Per molti genitori, ma anche per molti docenti, l’idea che il proprio figlio, o il proprio studente (per quel che concerne soprattutto il rendimento scolastico), passi un periodo di tre mesi, un semestre se non addirittura di un anno, all’estero per lo studio è motivo di preoccupazione. Secondo un’indagine condotta da Intercultura tra gli studenti che hanno partecipato a un programma all’estero e che hanno appena affrontato l’Esame di Stato c’è poco da preoccuparsi, anzi.  Su 251 risposte, ben 51 studenti hanno preso il massimo dei voti (100 o 100 e lode) e 67 hanno ottenuto tra 91 e 99 all’esame. In altre parole, quasi la metà di chi ha risposto ha conseguito risultati brillanti. Tra chi ha risposto, il 14,3% ha riscontrato un miglioramento in tutte le materie, il 62,5%, come prevedibile, nelle lingue straniere, il 27,8% nelle materie umanistiche e il 12,3% in quelle scientifiche. 

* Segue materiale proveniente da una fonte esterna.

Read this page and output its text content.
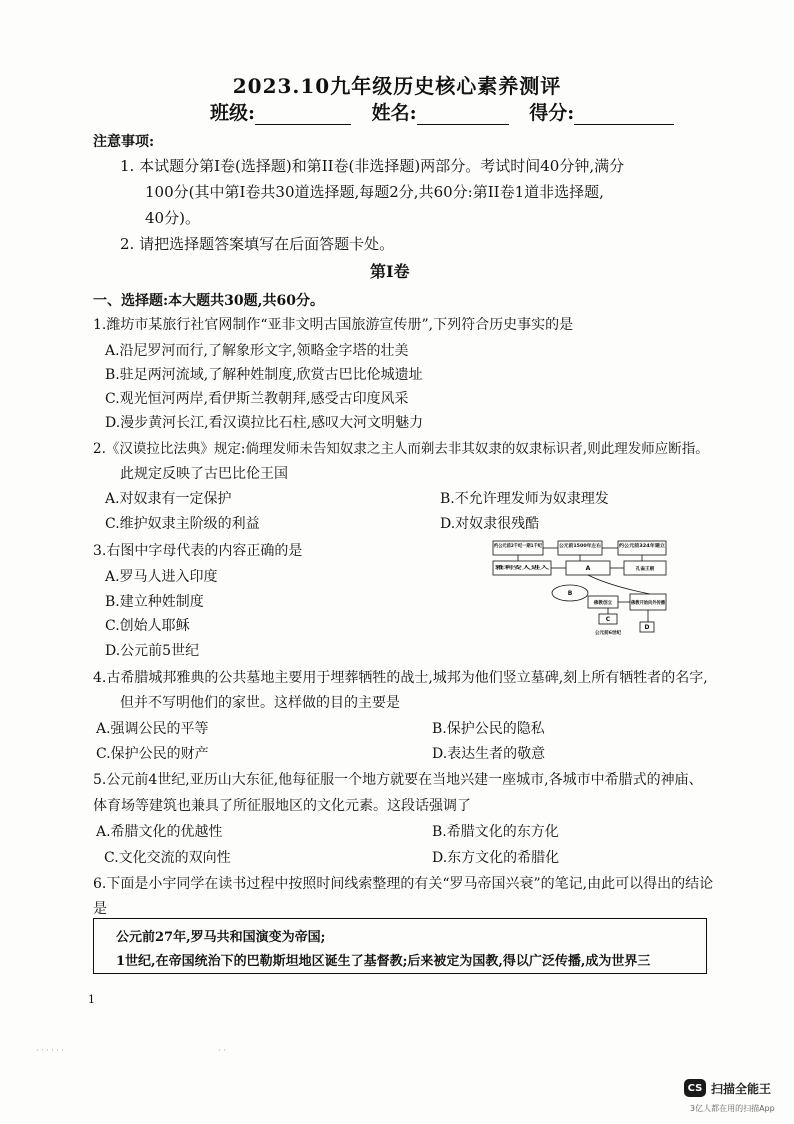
2023.10九年级历史核心素养测评
班级:	姓名:	得分:
注意事项:
1. 本试题分第Ⅰ卷(选择题)和第II卷(非选择题)两部分。考试时间40分钟,满分
100分(其中第Ⅰ卷共30道选择题,每题2分,共60分:第II卷1道非选择题,
40分)。
2. 请把选择题答案填写在后面答题卡处。
第Ⅰ卷
一、选择题:本大题共30题,共60分。
1.潍坊市某旅行社官网制作“亚非文明古国旅游宣传册”,下列符合历史事实的是
A.沿尼罗河而行,了解象形文字,领略金字塔的壮美
B.驻足两河流域,了解种姓制度,欣赏古巴比伦城遗址
C.观光恒河两岸,看伊斯兰教朝拜,感受古印度风采
D.漫步黄河长江,看汉谟拉比石柱,感叹大河文明魅力
2.《汉谟拉比法典》规定:倘理发师未告知奴隶之主人而剃去非其奴隶的奴隶标识者,则此理发师应断指。
此规定反映了古巴比伦王国
A.对奴隶有一定保护	B.不允许理发师为奴隶理发
C.维护奴隶主阶级的利益	D.对奴隶很残酷
3.右图中字母代表的内容正确的是
A.罗马人进入印度
B.建立种姓制度
C.创始人耶稣
D.公元前5世纪
约公元前2千纪一期1千纪	公元前1500年左右	约公元前324年建立
雅利安人进入	A	孔雀王朝
B
佛教创立	佛教开始向外传播
C
D
公元前6世纪
4.古希腊城邦雅典的公共墓地主要用于埋葬牺牲的战士,城邦为他们竖立墓碑,刻上所有牺牲者的名字,
但并不写明他们的家世。这样做的目的主要是
A.强调公民的平等	B.保护公民的隐私
C.保护公民的财产	D.表达生者的敬意
5.公元前4世纪,亚历山大东征,他每征服一个地方就要在当地兴建一座城市,各城市中希腊式的神庙、
体育场等建筑也兼具了所征服地区的文化元素。这段话强调了
A.希腊文化的优越性	B.希腊文化的东方化
C.文化交流的双向性	D.东方文化的希腊化
6.下面是小宇同学在读书过程中按照时间线索整理的有关“罗马帝国兴衰”的笔记,由此可以得出的结论
是
公元前27年,罗马共和国演变为帝国;
1世纪,在帝国统治下的巴勒斯坦地区诞生了基督教;后来被定为国教,得以广泛传播,成为世界三
1
· · · · · ·	· ·
CS 扫描全能王
3亿人都在用的扫描App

Va detto che per molti studenti non è stato facile reinserirsi nella quotidiana didattica della scuola italiana soprattutto in materie come Greco e Latino; in realtà il 28,9% ha ammesso di avere avuto maggiori difficoltà nelle materie scientifiche, contro il 10% di chi le ha riscontrate in quelle umanistiche.

Il 42,6% afferma di non aver vissuto grosse difficoltà di reinserimento a livello scolastico ed è questa una percentuale molto alta. Il motivo di questo facile reinserimento è  proprio da attribuire all’esperienza stessa e all’acquisizione delle “competenze trasversali”. La lontananza, il contatto con una cultura diversa, in una scuola sostanzialmente differente dalla propria, ha fatto sì, secondo quanto spiegato dall’indagine di Intercultura, che questi ragazzi abbiano sviluppato: una grande apertura mentale (96,8%), una maggiore autonomia di giudizio (63%), una maggiore capacità di lavorare in gruppo (52,6%) ed una maggiore velocità nell’apprendimento (42,3%).  All’indomani di questa esperienza, molti studenti proseguiranno gli studi, come? La maggior parte rimarrà in Italia, magari fuori sede (il 50,8%), un buon 15,3% si iscriverà a università estere, molto probabilmente nello stesso Paese dove ha trascorso l’anno fuori dall’Italia. Le facoltà più gettonate sono relazioni internazionali (19%), ingegneria (15%), lingue e mediazione linguistica (insieme fanno il 16%), le varie declinazioni di economia, spesso anche in lingua straniera (13%) e poi medicina, psicologia e veterinaria (11%).